A really good friend of mine gave me a book called "Daring Greatly" by Brene Brown. The whole concept of the book is vulnerability and how to be real and vulnerable with the people closest to you- the people that have earned the right to know who you are inside and out. It's not talking about letting everyone who has ever known you know everything about you because if that was the case I'm sure I would have burned the book by now.
Knowing when you're vulnerable is so important for self-growth, telling truth, and even knowing the truth about yourself. I say this to myself also because I'm really bad at admitting when I need to go to my best friend or mentor and say "I feel vulnerable and I need you to listen to me." It honestly takes so much guts to go to someone-- even someone you trust completely and say that you're in a vulnerable place. Like I said before, me and emotions don't really get along but the journey to dealing with past hurts and present pains is to be real and talk through your vulnerability, whether that's to a significant other, sibling, parent, or friend it's good to talk about your vulnerabilities.

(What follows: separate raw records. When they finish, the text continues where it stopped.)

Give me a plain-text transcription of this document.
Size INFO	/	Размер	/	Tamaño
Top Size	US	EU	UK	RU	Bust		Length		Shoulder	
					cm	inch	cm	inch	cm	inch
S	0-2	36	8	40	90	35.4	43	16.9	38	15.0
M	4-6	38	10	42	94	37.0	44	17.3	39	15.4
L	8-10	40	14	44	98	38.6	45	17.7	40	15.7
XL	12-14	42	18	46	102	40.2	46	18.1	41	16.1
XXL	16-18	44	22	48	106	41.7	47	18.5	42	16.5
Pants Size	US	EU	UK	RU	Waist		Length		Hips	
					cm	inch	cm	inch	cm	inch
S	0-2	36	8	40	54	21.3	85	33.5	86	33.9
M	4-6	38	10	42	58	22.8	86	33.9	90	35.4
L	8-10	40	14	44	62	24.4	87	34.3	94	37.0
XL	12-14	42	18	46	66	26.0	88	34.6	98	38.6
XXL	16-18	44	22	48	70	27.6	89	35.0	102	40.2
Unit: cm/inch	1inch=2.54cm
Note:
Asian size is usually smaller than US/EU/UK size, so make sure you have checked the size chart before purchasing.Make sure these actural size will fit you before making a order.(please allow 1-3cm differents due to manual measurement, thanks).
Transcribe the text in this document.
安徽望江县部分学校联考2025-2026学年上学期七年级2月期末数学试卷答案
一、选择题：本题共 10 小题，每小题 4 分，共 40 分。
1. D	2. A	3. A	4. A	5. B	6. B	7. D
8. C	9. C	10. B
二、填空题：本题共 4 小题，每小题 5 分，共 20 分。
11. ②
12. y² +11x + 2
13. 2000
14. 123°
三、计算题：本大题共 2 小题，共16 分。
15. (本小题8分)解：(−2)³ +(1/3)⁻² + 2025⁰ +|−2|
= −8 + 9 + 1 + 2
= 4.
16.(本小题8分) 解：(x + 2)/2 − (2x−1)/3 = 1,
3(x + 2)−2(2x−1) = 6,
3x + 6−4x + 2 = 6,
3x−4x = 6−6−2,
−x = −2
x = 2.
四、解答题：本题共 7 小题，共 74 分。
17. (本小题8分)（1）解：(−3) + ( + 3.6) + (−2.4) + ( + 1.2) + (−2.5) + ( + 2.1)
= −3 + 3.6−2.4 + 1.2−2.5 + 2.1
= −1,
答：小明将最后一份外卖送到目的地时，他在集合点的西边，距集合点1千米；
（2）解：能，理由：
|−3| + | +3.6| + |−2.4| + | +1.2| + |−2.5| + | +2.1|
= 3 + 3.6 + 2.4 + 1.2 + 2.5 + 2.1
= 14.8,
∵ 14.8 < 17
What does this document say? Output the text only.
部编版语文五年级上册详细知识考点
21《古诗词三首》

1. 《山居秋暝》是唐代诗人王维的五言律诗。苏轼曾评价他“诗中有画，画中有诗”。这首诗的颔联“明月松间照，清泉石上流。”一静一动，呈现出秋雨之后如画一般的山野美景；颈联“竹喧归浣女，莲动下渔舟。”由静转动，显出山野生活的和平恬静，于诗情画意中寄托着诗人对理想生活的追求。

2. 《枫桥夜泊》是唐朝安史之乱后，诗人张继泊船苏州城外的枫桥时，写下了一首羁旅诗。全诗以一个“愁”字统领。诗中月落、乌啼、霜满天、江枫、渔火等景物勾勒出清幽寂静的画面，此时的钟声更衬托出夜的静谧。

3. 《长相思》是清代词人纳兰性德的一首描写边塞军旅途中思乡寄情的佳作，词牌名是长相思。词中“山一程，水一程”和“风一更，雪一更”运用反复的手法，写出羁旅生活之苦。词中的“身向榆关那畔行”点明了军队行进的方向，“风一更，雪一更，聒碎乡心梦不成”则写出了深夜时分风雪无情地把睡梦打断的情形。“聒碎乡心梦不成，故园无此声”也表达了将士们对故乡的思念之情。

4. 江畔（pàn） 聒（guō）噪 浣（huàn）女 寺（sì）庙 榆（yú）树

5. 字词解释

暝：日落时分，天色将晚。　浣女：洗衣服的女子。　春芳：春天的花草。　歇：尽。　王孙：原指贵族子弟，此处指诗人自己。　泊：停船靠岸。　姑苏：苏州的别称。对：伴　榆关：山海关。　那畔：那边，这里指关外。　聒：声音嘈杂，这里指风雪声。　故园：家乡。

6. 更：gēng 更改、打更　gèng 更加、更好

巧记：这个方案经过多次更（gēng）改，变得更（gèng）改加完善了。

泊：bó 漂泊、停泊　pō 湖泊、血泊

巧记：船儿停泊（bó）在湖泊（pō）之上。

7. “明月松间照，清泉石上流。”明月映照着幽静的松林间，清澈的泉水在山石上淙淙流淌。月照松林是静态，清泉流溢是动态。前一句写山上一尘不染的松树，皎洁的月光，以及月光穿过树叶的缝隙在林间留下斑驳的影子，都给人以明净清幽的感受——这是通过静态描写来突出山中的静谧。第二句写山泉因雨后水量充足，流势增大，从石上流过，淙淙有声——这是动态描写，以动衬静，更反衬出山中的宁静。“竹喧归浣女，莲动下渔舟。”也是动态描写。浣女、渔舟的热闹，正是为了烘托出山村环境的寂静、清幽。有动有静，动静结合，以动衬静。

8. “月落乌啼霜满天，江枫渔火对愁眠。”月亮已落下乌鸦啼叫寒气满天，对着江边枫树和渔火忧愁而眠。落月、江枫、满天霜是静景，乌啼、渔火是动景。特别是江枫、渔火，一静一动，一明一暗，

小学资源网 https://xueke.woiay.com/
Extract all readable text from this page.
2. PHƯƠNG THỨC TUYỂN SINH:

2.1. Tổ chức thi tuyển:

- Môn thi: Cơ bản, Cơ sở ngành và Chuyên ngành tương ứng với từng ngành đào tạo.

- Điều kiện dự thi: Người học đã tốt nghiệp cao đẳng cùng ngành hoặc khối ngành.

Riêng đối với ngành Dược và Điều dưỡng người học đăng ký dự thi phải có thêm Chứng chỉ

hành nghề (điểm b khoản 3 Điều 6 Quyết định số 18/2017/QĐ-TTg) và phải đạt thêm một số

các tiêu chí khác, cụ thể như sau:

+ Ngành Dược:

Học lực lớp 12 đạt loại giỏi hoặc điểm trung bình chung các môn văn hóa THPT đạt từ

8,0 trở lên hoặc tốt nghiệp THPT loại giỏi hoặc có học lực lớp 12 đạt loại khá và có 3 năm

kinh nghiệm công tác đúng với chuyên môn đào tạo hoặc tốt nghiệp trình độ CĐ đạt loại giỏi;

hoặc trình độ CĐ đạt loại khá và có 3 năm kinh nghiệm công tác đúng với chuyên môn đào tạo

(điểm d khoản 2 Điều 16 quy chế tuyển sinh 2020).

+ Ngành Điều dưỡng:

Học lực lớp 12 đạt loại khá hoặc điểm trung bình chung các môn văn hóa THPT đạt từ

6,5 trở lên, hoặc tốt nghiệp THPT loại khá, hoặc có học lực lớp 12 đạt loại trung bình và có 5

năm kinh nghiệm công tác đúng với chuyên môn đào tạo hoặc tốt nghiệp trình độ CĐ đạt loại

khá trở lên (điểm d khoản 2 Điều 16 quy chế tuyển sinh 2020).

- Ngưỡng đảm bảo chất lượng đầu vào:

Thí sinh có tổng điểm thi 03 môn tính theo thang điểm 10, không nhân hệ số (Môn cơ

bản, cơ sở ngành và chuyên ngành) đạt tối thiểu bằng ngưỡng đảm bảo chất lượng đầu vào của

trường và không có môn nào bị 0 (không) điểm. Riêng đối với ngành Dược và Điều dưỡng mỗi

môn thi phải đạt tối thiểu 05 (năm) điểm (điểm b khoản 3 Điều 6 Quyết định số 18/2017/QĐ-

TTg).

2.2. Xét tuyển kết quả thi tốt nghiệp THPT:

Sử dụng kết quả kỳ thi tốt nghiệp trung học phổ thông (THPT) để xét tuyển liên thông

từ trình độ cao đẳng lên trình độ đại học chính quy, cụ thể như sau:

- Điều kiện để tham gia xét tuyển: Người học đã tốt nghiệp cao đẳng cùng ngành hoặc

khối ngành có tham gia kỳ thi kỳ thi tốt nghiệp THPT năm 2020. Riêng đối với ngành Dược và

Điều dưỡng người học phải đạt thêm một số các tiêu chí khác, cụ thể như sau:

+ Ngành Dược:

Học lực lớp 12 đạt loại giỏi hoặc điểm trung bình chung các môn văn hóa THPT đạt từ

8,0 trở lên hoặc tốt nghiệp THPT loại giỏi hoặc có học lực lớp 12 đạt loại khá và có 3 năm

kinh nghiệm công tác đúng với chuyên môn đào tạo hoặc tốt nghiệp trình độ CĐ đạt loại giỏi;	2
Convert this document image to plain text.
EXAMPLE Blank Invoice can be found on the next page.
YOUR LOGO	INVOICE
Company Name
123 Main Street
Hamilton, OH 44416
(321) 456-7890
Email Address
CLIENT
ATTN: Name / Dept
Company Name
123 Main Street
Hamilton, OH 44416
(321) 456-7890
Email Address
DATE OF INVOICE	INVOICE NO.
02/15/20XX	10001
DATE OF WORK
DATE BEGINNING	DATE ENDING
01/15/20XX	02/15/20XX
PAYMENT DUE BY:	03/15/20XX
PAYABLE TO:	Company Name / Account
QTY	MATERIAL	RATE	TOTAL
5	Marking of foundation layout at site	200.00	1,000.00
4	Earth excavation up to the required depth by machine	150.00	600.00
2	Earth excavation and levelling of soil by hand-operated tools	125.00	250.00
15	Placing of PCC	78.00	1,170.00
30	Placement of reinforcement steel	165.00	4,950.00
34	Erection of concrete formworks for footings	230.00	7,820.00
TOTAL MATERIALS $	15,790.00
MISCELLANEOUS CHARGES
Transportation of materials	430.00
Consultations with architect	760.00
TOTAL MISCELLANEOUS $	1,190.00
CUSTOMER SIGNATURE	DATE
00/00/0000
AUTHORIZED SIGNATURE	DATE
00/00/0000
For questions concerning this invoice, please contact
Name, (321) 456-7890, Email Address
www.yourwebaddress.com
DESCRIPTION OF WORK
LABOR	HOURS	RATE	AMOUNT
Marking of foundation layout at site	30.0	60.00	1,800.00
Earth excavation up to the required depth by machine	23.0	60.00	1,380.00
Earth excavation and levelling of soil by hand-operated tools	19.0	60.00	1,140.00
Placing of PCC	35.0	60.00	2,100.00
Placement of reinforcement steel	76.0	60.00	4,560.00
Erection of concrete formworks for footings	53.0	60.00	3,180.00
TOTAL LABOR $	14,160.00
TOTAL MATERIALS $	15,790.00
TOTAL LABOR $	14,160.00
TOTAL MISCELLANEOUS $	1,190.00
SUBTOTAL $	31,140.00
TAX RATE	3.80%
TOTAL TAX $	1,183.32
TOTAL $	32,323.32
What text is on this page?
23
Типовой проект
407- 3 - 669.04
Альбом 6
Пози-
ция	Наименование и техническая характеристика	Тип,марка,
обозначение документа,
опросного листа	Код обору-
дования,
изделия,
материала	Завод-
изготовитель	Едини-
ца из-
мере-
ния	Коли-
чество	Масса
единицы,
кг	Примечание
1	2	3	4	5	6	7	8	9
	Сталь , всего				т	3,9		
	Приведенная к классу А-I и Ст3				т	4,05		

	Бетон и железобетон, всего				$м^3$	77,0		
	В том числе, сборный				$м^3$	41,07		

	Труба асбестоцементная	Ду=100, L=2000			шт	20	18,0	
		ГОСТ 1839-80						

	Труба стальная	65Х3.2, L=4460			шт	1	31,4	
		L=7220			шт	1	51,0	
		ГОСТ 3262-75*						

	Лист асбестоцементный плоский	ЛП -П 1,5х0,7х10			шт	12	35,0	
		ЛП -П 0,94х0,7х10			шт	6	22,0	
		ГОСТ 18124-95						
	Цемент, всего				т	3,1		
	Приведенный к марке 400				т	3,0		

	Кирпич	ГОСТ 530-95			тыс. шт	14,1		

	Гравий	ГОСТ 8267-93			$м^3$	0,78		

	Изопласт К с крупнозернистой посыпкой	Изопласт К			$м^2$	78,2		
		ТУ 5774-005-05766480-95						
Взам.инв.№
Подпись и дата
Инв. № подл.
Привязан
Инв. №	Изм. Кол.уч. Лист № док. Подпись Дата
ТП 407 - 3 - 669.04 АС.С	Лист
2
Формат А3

Another thing Brene Brown mentions is how so many people put masks on in different situations. Now, I don't know about you but when I read this I had to literally set the book down and go outside for a walk because what she said was so right. And I was angry. I was angry because the friend that gave me this book was right about my feelings before I even ever admitted them and I was angry because the author knew more about me than I was willing to admit. See, I realize that I'm not the only one who covers up my true self when I'm feeling vulnerable. There are so many people who do that because they think being vulnerable is a weakness. Well, I'm here to tell you that it's not a weakness. It takes bravery to open up about your emotions to people and I'll say it again, even when it's someone you trust.
It's so freeing and liberating to be vulnerable with someone you trust. Now you're never going to catch me talking about my emotions in front of a crowd or anyone I'm not close to but this article is specifically for the purpose of letting someone in the world who is reading this know that I also have trouble with being vulnerable too and there's a good chance that the person sitting next to you in the library or on the bus or in class has trouble with it too. It's a struggle that everyone has to deal with because our society says we should cut off our emotions and keep them inside, but that's not healthy. You're not alone and it's not a weakness.
Read the book. It'll give you a new perspective and although there may be a time or two when you need to set it down and step away because the words hit home, I'm begging you to pick it up and keep on reading because it has things that we all need to hear to get through some stuff and be... well, vulnerable.